Sessione 24: Dirty jobs in transition? Symbolic and material aspects of dirty jobs in the modern economies

Coordinamento:

Diego Coletto
Università di Milano-Bicocca
diego.coletto@unimib.it

Davide Carbonai
Federal University of Rio Grande do Sul
davide.carbonai@ufrgs.br


Call for papers


The expression “dirty work” was first used by Everett Hughes (1951) to refer to occupations that involve tasks generally considered to be unpleasant, disgusting or humiliating. Over the years, numerous studies have shown that workers tend to be associated with their so-called dirty jobs, thus becoming “dirty workers”. The literature highlighted three forms of stigma usually experienced by dirty workers: (1) physical/material, (2) social, and (3) moral (Ashforth and Kreiner 2014). These forms of stigma can affect the formation of professional identity, negatively influencing workers’ processes of constructing self-esteem. Furthermore, according to various authors, the analysis of the meanings attributed to dirty jobs and their stigma can allow to explore and better understand the dynamics of class and power that underly these types of occupations, as well as the relations among single individuals and the social structures in which they are embedded (Dick 2005; Slutskaya et al. 2016).

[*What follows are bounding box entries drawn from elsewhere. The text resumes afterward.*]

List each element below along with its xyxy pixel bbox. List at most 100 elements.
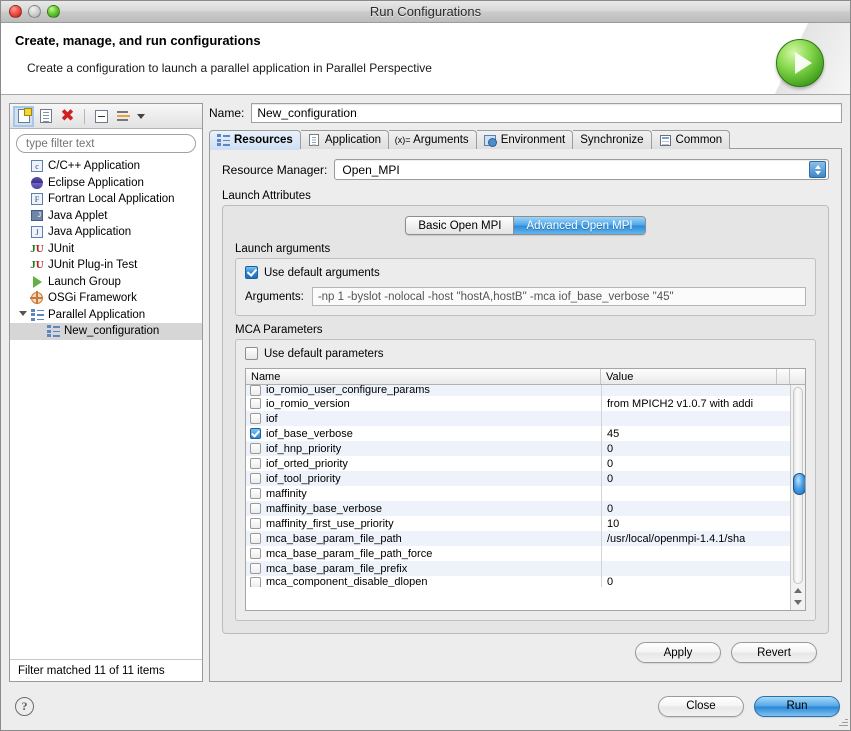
use-default-arguments-row[interactable]: Use default arguments <box>245 266 806 279</box>
apply-button[interactable]: Apply <box>635 642 721 663</box>
row-checkbox[interactable] <box>250 413 261 424</box>
scrollbar-track[interactable] <box>793 387 805 584</box>
parameter-value: 45 <box>601 426 790 441</box>
table-row[interactable]: mca_component_disable_dlopen 0 <box>246 576 790 587</box>
resource-manager-select[interactable]: Open_MPI <box>334 159 829 180</box>
resize-grip-icon[interactable] <box>836 716 848 728</box>
use-default-parameters-checkbox[interactable] <box>245 347 258 360</box>
wizard-banner: Create, manage, and run configurations C… <box>1 23 850 95</box>
sidebar-item-junit[interactable]: JU JUnit <box>10 241 202 258</box>
row-checkbox[interactable] <box>250 518 261 529</box>
footer-buttons: Close Run <box>658 695 840 717</box>
column-header-name[interactable]: Name <box>246 369 601 384</box>
segment-basic-open-mpi[interactable]: Basic Open MPI <box>406 217 514 234</box>
segment-advanced-open-mpi[interactable]: Advanced Open MPI <box>513 217 645 234</box>
resource-manager-value: Open_MPI <box>342 162 400 177</box>
scroll-down-icon[interactable] <box>794 599 802 605</box>
chevron-down-icon[interactable] <box>137 113 145 119</box>
row-checkbox[interactable] <box>250 563 261 574</box>
table-row[interactable]: maffinity <box>246 486 790 501</box>
revert-button[interactable]: Revert <box>731 642 817 663</box>
tab-label: Resources <box>234 134 293 146</box>
tab-resources[interactable]: Resources <box>209 130 301 150</box>
row-checkbox[interactable] <box>250 488 261 499</box>
tab-application[interactable]: Application <box>300 130 390 149</box>
help-icon[interactable]: ? <box>15 696 34 716</box>
new-configuration-icon[interactable] <box>15 107 32 125</box>
parameter-name: io_romio_version <box>266 397 350 410</box>
row-checkbox[interactable] <box>250 458 261 469</box>
tab-common[interactable]: Common <box>651 130 731 149</box>
table-row[interactable]: io_romio_version from MPICH2 v1.0.7 with… <box>246 396 790 411</box>
sidebar-item-eclipse-application[interactable]: Eclipse Application <box>10 175 202 192</box>
sidebar-item-parallel-application[interactable]: Parallel Application <box>10 307 202 324</box>
sidebar-item-osgi-framework[interactable]: OSGi Framework <box>10 290 202 307</box>
table-row[interactable]: io_romio_user_configure_params <box>246 385 790 396</box>
parameter-name: mca_component_disable_dlopen <box>266 576 428 587</box>
resources-icon <box>217 134 230 147</box>
row-checkbox[interactable] <box>250 385 261 396</box>
table-row[interactable]: iof <box>246 411 790 426</box>
column-header-scroll-spacer <box>790 369 805 384</box>
tab-arguments[interactable]: (x)= Arguments <box>389 130 477 149</box>
scrollbar-arrows[interactable] <box>791 584 805 610</box>
expand-triangle-icon[interactable] <box>19 310 28 319</box>
table-row[interactable]: iof_hnp_priority 0 <box>246 441 790 456</box>
table-vertical-scrollbar[interactable] <box>790 385 805 610</box>
mca-parameters-group: MCA Parameters Use default parameters Na… <box>235 324 816 621</box>
arguments-label: Arguments: <box>245 290 304 303</box>
duplicate-configuration-icon[interactable] <box>37 108 54 125</box>
table-row[interactable]: maffinity_base_verbose 0 <box>246 501 790 516</box>
scroll-up-icon[interactable] <box>794 588 802 594</box>
scrollbar-thumb[interactable] <box>793 473 805 495</box>
row-checkbox[interactable] <box>250 533 261 544</box>
table-row[interactable]: maffinity_first_use_priority 10 <box>246 516 790 531</box>
parameter-value: 0 <box>601 456 790 471</box>
parameter-value <box>601 411 790 426</box>
chevron-updown-icon[interactable] <box>809 161 826 178</box>
close-button[interactable]: Close <box>658 695 744 717</box>
arguments-input[interactable] <box>311 287 806 306</box>
row-checkbox[interactable] <box>250 576 261 587</box>
row-checkbox[interactable] <box>250 503 261 514</box>
parameter-name: mca_base_param_file_prefix <box>266 562 408 575</box>
tree-item-label: Java Applet <box>48 209 108 222</box>
row-checkbox[interactable] <box>250 443 261 454</box>
column-header-value[interactable]: Value <box>601 369 777 384</box>
parameter-name: io_romio_user_configure_params <box>266 385 430 396</box>
configurations-toolbar: ✖ <box>10 104 202 129</box>
delete-configuration-icon[interactable]: ✖ <box>59 107 76 125</box>
table-row[interactable]: mca_base_param_file_path /usr/local/open… <box>246 531 790 546</box>
sidebar-item-launch-group[interactable]: Launch Group <box>10 274 202 291</box>
row-checkbox[interactable] <box>250 473 261 484</box>
table-row[interactable]: iof_tool_priority 0 <box>246 471 790 486</box>
tab-label: Arguments <box>413 134 469 146</box>
row-checkbox[interactable] <box>250 548 261 559</box>
tab-environment[interactable]: Environment <box>476 130 574 149</box>
java-application-icon: J <box>30 225 44 239</box>
sidebar-item-java-applet[interactable]: J Java Applet <box>10 208 202 225</box>
table-row[interactable]: mca_base_param_file_path_force <box>246 546 790 561</box>
collapse-all-icon[interactable] <box>93 108 110 125</box>
sidebar-item-fortran-local-application[interactable]: F Fortran Local Application <box>10 191 202 208</box>
tab-synchronize[interactable]: Synchronize <box>573 130 652 149</box>
use-default-arguments-checkbox[interactable] <box>245 266 258 279</box>
row-checkbox[interactable] <box>250 398 261 409</box>
use-default-parameters-row[interactable]: Use default parameters <box>245 347 806 360</box>
sidebar-item-junit-plugin-test[interactable]: JU JUnit Plug-in Test <box>10 257 202 274</box>
table-row[interactable]: iof_base_verbose 45 <box>246 426 790 441</box>
sidebar-item-java-application[interactable]: J Java Application <box>10 224 202 241</box>
filter-launch-configurations-icon[interactable] <box>115 108 132 125</box>
row-checkbox[interactable] <box>250 428 261 439</box>
sidebar-item-new-configuration[interactable]: New_configuration <box>10 323 202 340</box>
parameter-value: from MPICH2 v1.0.7 with addi <box>601 396 790 411</box>
sidebar-item-c-cpp-application[interactable]: c C/C++ Application <box>10 158 202 175</box>
tree-item-label: New_configuration <box>64 325 160 338</box>
configuration-name-input[interactable] <box>251 103 842 123</box>
parallel-application-icon <box>30 308 44 322</box>
run-button[interactable]: Run <box>754 695 840 717</box>
search-input[interactable] <box>16 134 196 153</box>
table-row[interactable]: iof_orted_priority 0 <box>246 456 790 471</box>
table-row[interactable]: mca_base_param_file_prefix <box>246 561 790 576</box>
banner-title: Create, manage, and run configurations <box>15 33 261 48</box>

Within the literature on dirty jobs, the attention was often focused on the dirty workers’ actions to reduce or neutralise stigmatisation. These studies described dirty workers as active social actors, highlighting their perceptions of work, their prevailing patterns of actions and the ways they position themselves as subjects engaged in redefining a series of symbolic aspects related to their occupations. Other scholars, however, pointed out how readings of the dirty-jobs phenomenon strictly focusing on the production of meanings attributed to the jobs and the construction of workers’ sense of self increase the risk to overlook the physical and material aspects of the work itself (Hughes et al. 2017). It is therefore necessary to pay more attention to the material aspects of dirty jobs in order to fully understand how dirty workers seek to dignify their work, both from a discursive-symbolic and a practical-material points of view.

In general, the interpretive framework that tried to analyse how the material and the symbolic relate to each other was particularly useful to understand and analyse dirty workers’ actions and perceptions and their changes. Moreover, this approach seems even more promising when the focus of analysis is composed of material and symbolic aspects of dirty jobs that are part of a set of occupations involved in the most recent changes of economic sectors in terms of sustainable and green transitions.

This panel aims to invite and discuss papers that deal with dirty jobs, its material and symbolic aspects in economic sectors particularly affected by processes of sustainable and green transition (for instance, waste management, health, cleaning, security, commerce, services sectors). Comparative empirical studies will be highly appreciated, and the variety of methods is welcome.